Benefits Of Breathing Exercises
In many ancient eastern cultures, the right method of breathing and meditation can efficiently help in our wellbeing. “By consciously exerting control over breathing patterns you can begin to address mental health concerns and properly manage your physical and spiritual wellness,” Wayne Jonas, M.D., professor of medicine at Georgetown University, explains. “Serving as a treatment for such conditions as anxiety, depression, chronic pain, and even high blood pressure, breathwork calls for control of one’s breath to help focus the mind, detach oneself from immediate reactions to thoughts, and make it easier to embrace your inner sense of peace.” The proper way of inhaling and exhaling can bring the following advantages below.
- Detoxification: Breathing is designed to remove carbon dioxide from our bloodstream and revitalize it with oxygen. Practicing breathing exercises will increase the removal of carbon dioxide while improving oxygen concentration, thus improving overall body wellness.
- Relaxes the mind: Higher amounts of oxygen can reduce the anxiety levels of the brain. It also reduces anger, stress, and tension resulting in a lucid state of mind. Additionally, it helps mitigate emotional issues such as phobia and depression. “Slow breathing is one of the best breathing techniques for panic attacks because it helps slow your heart rate, and naturally calms all of the body systems involved in your body’s fight-flight-or-freeze response (what produces panic attacks),” wrote Alice Boyes, Ph.D. “Because the basic slow breathing technique outlined above is very simple, you won’t forget the instructions when you’re in the midst of a panic attack.”
- Digestion: The digestive system can function better upon receiving more oxygen supply resulting in a faster food assimilation rate.
- Strengthens the lungs: Practicing breathing exercises fortifies the muscles that induce inhaling and exhaling which leads to a better accumulation of oxygen and expelling of carbon dioxide.
Traditional Breathing Exercises
Below are some of the Traditional Breathing Exercises at the beginner level for everyone to try.
- Sama Vritti: It is called equal-breathing technique. You can execute this by inhaling in 4 counts and then exhaling in another 4. Aim 6 to 8 as you advance in this breathing technique. Remember to breathe through the nose as it increases natural breathing resistance.
- Nadi Shodhana: It is known as the silent breathing technique which can bring balance to the left and right side of the brain. To execute it, close the right nostril with a finger before inhaling. Next, close the left nostril then exhale through the right at the peak of inhalation. Slowing the speed of your breath and keeping it quiet will bring better results.
- Sohum Meditation: It is an abdominal breathing technique which is also known as the Ocean Wave of Breathing. You can execute this by placing a hand on the chest and the other one on the abdomen.

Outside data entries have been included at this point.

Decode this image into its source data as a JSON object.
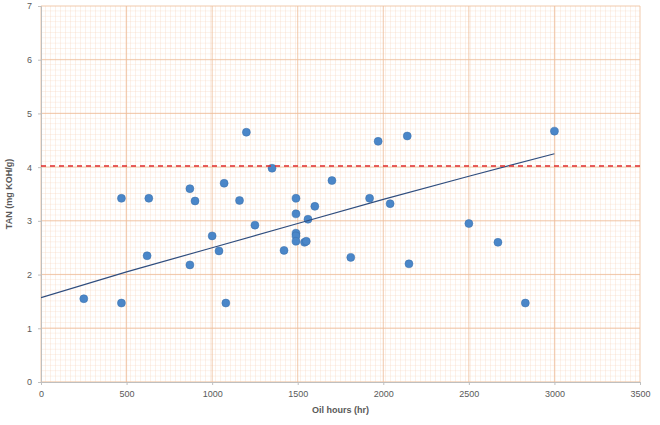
{
  "chart_data": {
    "type": "scatter",
    "x_label": "Oil hours (hr)",
    "y_label": "TAN (mg KOH/g)",
    "xlim": [
      0,
      3500
    ],
    "xticks": [
      0,
      500,
      1000,
      1500,
      2000,
      2500,
      3000,
      3500
    ],
    "ylim": [
      0,
      7
    ],
    "yticks": [
      0,
      1,
      2,
      3,
      4,
      5,
      6,
      7
    ],
    "grid": true,
    "series": [
      {
        "type": "scatter",
        "color": "#4a86c8",
        "marker": "circle",
        "x": [
          250,
          470,
          470,
          620,
          630,
          870,
          870,
          900,
          1000,
          1040,
          1070,
          1080,
          1160,
          1200,
          1250,
          1350,
          1420,
          1490,
          1490,
          1490,
          1490,
          1490,
          1540,
          1550,
          1560,
          1600,
          1700,
          1810,
          1920,
          1970,
          2040,
          2140,
          2150,
          2500,
          2670,
          2830,
          3000
        ],
        "values": [
          1.55,
          1.47,
          3.42,
          2.35,
          3.42,
          3.6,
          2.18,
          3.37,
          2.72,
          2.44,
          3.7,
          1.47,
          3.38,
          4.65,
          2.92,
          3.98,
          2.45,
          3.42,
          3.13,
          2.77,
          2.72,
          2.62,
          2.6,
          2.62,
          3.03,
          3.27,
          3.75,
          2.32,
          3.42,
          4.48,
          3.32,
          4.58,
          2.2,
          2.95,
          2.6,
          1.47,
          4.67
        ]
      },
      {
        "type": "line",
        "color": "#2f4d7e",
        "line_style": "solid",
        "x": [
          0,
          500,
          1000,
          1500,
          2000,
          2500,
          3000
        ],
        "values": [
          1.57,
          2.05,
          2.5,
          2.95,
          3.4,
          3.83,
          4.25
        ]
      },
      {
        "type": "line",
        "color": "#e02b2b",
        "line_style": "dashed",
        "x": [
          0,
          3500
        ],
        "values": [
          4.02,
          4.02
        ]
      }
    ]
  }
}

Then, take deep breaths through the nose while inflating the diaphragm with air. Pausing 2 to 3 seconds after inhalation and exhalation are essential. Do it each day for a minimum of 5 minutes with 5 to 8 deep breaths per minute. (Psychologist and anxiety and panic specialist Patricia Farrell says that “inhaling through your nose, holding for 5 counts while tensing your muscles, and then exhaling through your mouth as you release those muscles” will east your anxiety and panic.)

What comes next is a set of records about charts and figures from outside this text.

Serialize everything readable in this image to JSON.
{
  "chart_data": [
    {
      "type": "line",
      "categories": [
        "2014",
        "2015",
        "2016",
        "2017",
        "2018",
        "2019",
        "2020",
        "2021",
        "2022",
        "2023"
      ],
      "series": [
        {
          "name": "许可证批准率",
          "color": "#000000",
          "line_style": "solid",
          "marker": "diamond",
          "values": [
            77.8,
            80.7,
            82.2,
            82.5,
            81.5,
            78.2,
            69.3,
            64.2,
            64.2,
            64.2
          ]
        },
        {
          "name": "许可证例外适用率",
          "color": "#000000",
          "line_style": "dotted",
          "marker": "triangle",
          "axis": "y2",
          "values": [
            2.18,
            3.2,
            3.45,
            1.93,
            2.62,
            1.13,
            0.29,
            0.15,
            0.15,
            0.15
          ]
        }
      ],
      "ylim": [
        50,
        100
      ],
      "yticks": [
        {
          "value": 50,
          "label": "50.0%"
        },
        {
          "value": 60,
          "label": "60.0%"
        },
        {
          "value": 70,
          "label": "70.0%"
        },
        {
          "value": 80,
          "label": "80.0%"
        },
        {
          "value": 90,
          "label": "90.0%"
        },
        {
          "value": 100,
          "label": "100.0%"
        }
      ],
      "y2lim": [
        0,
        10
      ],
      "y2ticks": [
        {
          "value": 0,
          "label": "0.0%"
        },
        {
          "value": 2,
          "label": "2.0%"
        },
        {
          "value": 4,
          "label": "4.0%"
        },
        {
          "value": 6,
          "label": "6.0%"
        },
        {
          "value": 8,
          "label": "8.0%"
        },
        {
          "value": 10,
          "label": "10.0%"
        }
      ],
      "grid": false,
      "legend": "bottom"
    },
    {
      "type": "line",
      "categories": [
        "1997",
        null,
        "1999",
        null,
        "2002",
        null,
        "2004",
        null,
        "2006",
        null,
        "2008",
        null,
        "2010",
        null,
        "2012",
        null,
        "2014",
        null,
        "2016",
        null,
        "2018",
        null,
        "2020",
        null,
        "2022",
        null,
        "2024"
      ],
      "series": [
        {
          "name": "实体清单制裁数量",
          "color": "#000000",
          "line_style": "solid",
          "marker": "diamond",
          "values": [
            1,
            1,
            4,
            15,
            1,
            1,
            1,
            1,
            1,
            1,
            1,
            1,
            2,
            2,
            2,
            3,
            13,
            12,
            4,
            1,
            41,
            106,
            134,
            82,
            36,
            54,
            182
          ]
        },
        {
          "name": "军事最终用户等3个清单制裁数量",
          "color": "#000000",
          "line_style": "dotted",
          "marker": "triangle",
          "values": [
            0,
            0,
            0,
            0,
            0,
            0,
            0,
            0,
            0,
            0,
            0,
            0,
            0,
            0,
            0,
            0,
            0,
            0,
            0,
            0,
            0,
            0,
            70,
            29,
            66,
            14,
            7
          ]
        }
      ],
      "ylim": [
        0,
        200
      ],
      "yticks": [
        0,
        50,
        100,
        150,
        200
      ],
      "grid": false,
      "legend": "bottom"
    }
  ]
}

- Bhastricka: It is also known as Bellows Breathing Meditation. Start this breathing technique by breathing deeply and exhaling throughout the nose while filling your ribcage full of air. The breathing pace should be medium and needs to be slightly forceful. One to two minutes is enough before resting to initiate meditation.
Try to make your breath out slow, steady, and gentle. Some people find it useful to imagine they’re blowing up a balloon, slowly and steadily and with the absolute least amount of force. Breathe out until the last drop of breath is released. – Alice Boyes Ph.D.

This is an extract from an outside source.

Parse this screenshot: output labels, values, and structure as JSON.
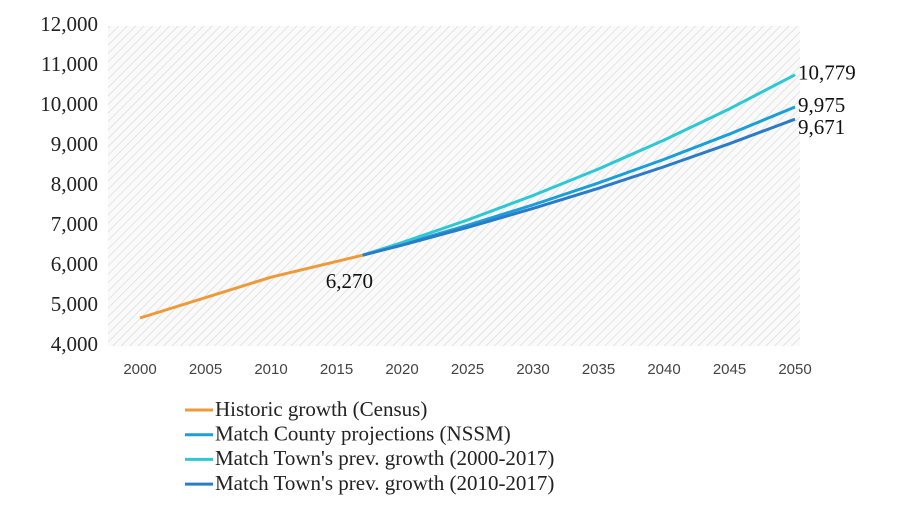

Doing the breathing exercises above on a regular basis will undoubtedly bring good results throughout the body without side effects. “This breathing exercise can help you ease into deeper meditations, strengthen your lungs, and help you relax. And when done daily, this little exercise can prevent your body from accumulating excess stress, and it can give you a way to release past stress,” consultant Tchiki Davis, Ph.D. says. All you require is a bit of time and effort to reap its benefits. It is also suitable for the elderly, and it is an excellent alternative for those who are busy and have no time for exercise.